Demande de révision du procès dans l'affaire Narin Güran
Réunie à Istanbul, la famille de Narin Güran ainsi que des défenseurs des droits humains demandent la réouverture du processus judiciaire en raison d'irrégularités constatées dans le dossier du tragique meurtre de l'enfant à Diyarbakır.
12punto
Les inquiétudes concernant l'affaire de Narin Güran, une enfant de 8 ans décédée il y a deux ans à Diyarbakır, ne cessent de croître. Réunis à Şişhane, à Istanbul, les proches de Güran et des représentants de la société civile ont appelé à la justice, soulignant l'existence de contradictions dans le dossier à la lumière de nouvelles découvertes et de rapports d'expertise indépendants.
Lorin Melek Borak a lu la déclaration de presse au nom de la « Plateforme pour la justice pour Narin et sa famille ». Borak a affirmé que de nombreuses incohérences non résolues subsistent dans le dossier et a exprimé la nécessité de reprendre un processus judiciaire équitable et indépendant.
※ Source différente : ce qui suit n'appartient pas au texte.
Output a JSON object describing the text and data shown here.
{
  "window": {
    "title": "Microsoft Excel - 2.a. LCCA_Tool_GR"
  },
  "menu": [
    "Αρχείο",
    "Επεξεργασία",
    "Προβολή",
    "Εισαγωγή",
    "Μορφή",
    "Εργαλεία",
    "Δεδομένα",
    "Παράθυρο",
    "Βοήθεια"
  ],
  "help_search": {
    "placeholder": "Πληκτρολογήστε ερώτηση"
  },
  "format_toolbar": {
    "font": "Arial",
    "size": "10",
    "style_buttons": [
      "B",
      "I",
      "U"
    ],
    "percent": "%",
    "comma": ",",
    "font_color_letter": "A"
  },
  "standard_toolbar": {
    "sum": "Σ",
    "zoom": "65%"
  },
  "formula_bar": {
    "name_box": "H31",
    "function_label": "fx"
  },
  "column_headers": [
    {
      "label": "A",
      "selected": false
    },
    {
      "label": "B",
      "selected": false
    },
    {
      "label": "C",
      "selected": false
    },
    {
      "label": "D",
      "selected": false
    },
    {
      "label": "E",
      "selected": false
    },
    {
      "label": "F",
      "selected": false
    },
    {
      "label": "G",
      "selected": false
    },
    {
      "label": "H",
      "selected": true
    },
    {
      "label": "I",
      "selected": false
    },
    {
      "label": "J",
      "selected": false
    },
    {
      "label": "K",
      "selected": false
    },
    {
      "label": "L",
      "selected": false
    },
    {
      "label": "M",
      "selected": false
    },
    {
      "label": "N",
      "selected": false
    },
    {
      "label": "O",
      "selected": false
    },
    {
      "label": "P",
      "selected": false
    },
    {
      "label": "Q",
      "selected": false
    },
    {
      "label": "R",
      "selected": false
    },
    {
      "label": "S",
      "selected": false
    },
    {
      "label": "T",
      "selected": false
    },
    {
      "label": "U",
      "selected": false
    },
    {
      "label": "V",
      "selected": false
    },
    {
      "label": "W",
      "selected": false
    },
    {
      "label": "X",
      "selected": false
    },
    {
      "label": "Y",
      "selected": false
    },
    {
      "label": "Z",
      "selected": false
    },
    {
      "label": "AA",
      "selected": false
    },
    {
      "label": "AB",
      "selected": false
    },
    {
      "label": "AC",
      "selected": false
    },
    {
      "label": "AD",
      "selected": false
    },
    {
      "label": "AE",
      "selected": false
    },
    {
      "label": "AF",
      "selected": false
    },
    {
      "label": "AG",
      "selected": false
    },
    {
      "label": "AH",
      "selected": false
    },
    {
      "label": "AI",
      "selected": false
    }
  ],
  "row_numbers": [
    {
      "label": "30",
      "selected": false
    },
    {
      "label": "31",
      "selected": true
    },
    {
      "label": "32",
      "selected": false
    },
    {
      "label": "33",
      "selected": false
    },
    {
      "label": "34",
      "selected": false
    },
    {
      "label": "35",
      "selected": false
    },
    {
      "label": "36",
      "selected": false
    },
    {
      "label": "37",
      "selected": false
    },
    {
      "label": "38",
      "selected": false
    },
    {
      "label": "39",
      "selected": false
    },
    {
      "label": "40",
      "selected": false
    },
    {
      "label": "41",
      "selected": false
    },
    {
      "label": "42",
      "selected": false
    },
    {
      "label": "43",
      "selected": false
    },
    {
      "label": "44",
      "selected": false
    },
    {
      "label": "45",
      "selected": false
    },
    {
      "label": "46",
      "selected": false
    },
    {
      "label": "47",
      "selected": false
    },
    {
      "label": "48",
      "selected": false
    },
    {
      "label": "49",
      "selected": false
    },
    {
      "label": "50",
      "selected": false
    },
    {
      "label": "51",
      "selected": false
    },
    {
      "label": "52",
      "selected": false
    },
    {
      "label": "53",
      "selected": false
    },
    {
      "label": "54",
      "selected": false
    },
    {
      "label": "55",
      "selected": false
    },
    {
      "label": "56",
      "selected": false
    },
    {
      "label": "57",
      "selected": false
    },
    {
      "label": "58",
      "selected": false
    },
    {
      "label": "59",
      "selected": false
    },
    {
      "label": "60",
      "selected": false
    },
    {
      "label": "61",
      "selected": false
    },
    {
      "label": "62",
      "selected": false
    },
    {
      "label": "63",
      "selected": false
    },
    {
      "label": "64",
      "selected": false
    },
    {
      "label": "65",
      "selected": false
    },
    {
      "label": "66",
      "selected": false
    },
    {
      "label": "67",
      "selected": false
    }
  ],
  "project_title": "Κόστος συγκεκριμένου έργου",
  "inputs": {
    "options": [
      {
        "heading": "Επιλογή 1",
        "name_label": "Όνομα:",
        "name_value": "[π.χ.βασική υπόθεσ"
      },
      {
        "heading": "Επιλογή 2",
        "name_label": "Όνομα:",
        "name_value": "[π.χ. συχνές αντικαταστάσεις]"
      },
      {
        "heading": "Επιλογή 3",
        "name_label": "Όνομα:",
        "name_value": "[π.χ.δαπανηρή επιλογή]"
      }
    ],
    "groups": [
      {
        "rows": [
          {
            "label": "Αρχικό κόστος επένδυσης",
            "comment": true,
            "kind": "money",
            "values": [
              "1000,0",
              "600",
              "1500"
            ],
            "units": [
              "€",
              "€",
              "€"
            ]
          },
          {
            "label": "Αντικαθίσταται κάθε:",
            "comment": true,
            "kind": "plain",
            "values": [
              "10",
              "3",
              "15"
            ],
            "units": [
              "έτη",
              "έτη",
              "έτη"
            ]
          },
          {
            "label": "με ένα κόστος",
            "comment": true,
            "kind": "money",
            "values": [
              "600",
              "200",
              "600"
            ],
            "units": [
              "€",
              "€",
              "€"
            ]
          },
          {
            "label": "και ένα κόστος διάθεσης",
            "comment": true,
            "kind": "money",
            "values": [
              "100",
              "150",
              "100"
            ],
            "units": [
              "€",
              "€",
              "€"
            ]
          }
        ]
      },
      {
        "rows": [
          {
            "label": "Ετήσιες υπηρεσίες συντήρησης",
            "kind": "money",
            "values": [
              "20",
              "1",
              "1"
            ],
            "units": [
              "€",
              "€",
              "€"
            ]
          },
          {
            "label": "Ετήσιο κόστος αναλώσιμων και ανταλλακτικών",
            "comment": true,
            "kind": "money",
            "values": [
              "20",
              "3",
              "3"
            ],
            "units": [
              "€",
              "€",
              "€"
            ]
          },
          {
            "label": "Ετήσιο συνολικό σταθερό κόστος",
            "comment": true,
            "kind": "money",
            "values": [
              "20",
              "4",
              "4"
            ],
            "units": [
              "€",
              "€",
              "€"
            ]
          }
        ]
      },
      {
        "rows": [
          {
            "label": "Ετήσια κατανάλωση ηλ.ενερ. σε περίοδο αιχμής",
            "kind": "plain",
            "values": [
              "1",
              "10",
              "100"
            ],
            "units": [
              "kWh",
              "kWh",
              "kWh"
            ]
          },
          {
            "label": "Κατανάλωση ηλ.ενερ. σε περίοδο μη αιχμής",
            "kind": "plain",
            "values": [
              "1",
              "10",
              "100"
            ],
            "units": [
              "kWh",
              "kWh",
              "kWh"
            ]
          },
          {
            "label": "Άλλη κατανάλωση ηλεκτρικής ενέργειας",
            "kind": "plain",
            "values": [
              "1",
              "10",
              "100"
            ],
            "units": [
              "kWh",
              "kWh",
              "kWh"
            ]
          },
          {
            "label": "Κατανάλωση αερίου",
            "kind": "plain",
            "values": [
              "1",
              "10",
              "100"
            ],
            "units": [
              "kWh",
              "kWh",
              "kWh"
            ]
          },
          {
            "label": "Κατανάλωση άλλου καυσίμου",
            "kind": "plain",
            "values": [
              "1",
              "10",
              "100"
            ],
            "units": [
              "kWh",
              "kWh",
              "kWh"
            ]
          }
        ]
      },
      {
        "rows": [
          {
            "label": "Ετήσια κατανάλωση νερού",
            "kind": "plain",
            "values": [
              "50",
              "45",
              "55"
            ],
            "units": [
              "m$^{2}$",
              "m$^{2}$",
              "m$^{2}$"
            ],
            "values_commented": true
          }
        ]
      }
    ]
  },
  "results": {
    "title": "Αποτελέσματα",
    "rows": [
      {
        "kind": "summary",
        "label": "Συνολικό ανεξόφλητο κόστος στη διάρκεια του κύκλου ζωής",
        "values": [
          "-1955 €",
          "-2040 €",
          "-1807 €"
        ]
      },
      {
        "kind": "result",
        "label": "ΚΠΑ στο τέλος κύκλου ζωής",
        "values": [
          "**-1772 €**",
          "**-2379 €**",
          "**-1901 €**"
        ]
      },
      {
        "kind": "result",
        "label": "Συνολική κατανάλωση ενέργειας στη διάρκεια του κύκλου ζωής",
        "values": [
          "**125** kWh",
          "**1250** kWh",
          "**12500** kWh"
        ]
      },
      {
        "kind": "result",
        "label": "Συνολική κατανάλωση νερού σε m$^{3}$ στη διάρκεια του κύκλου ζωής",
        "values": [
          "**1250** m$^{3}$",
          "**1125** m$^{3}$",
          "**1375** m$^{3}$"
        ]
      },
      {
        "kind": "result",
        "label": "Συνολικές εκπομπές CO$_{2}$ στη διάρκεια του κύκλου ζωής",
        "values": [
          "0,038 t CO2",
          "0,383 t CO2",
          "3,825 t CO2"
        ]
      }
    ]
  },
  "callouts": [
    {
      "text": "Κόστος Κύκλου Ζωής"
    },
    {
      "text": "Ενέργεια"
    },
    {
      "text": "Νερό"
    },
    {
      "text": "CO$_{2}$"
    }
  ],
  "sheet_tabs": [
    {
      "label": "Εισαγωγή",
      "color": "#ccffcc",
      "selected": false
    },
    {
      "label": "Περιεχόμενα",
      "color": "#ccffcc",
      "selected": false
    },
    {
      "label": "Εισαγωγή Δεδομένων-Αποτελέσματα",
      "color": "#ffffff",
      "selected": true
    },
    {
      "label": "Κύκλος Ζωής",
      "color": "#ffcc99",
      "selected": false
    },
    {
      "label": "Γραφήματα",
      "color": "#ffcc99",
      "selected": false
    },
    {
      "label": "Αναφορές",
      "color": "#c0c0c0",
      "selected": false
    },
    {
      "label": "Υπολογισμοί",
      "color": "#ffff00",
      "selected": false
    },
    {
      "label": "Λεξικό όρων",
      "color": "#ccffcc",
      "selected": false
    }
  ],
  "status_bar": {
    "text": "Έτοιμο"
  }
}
Il a été souligné que les évaluations techniques effectuées lors de la phase de jugement du dossier de la petite Narin, dont le corps sans vie avait été retrouvé peu après sa disparition il y a deux ans, sont sujettes à controverse.
« Nous ne sommes pas réunis ici uniquement pour commémorer une enfant perdue, mais pour faire entendre notre conscience face à un processus où la justice a fait défaut », a-t-il été déclaré.
Les représentants s'exprimant au nom de la famille ont affirmé que les enregistrements des stations de base, ainsi que les analyses des caméras et des données numériques figurant dans le dossier technique, manquaient de fiabilité selon des avis d'experts indépendants. Ils ont également soutenu que les preuves à charge avaient été retenues tandis que les résultats techniques favorables à la famille avaient été ignorés. Borak a particulièrement insisté sur ses propos : « Une mère, un oncle et un frère ont été condamnés en se basant sur les déclarations changeantes d'une personne dont le contact avec le corps est avéré. »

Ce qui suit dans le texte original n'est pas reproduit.